A young Scottish mother who was diagnosed with cervical cancer after putting off a Pap smear for a decade is now urging other women to get the routine test in a bid to save others from a similar diagnosis.
Kim Montgomery, 31, told South West News Service (SWNS), a British news agency, that she put off the test because she had four children “back-to-back.” She decided to go in for a Pap smear after experiencing abnormal bleeding — what can be a sign of cervical cancer — for nine months.
“I had the smear test on Dec. 20 and then in the new year I got a letter to say I had abnormal cells,” she said, noting she was formally diagnosed with Stage 2 cervical cancer on Feb. 5. “I thought right away it was cancer, I just had a feeling, but it wasn't really until the doctors told me and I broke down.”

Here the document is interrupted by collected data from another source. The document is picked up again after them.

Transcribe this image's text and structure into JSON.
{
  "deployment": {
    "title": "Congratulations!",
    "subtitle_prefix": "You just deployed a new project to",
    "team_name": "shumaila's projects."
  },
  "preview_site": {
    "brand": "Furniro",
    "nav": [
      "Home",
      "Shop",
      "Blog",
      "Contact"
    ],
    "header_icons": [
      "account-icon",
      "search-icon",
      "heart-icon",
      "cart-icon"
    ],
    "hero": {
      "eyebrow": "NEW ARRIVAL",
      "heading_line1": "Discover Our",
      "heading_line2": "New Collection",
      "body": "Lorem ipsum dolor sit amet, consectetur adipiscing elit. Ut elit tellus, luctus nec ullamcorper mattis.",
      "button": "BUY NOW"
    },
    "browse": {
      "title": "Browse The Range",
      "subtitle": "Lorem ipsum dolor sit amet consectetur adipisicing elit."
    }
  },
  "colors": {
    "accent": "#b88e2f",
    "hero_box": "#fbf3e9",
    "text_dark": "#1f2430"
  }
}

“You automatically think you are going to die,” she added. “I didn’t think I was ever going to get cancer — I am only 31.”
Doctors have reportedly told Montgomery that she will likely require chemotherapy and a hysterectomy. She is also awaiting the results from a recent MRI that will show if the cancer has spread to other parts of her body.
“It’s really daunting and I wanted to have more children, but I just feel lucky I have my four,” she said.
“I had been pregnant with my four children back to back for three years and you can’t have a smear test when you are pregnant,” she continued. “That was a huge factor in why I didn’t get one for so long.”
But, she noted, “I also just didn’t realize how important it was.”
Doctors typically recommend women begin Pap smear testing at age 21, according to the Mayo Clinic. The test is then repeated every three years for women ages 21 to 65.
“I want to raise awareness of how important it is for people to have their smear test,” added Montgomery. "I hope sharing my story means more lives can be saved."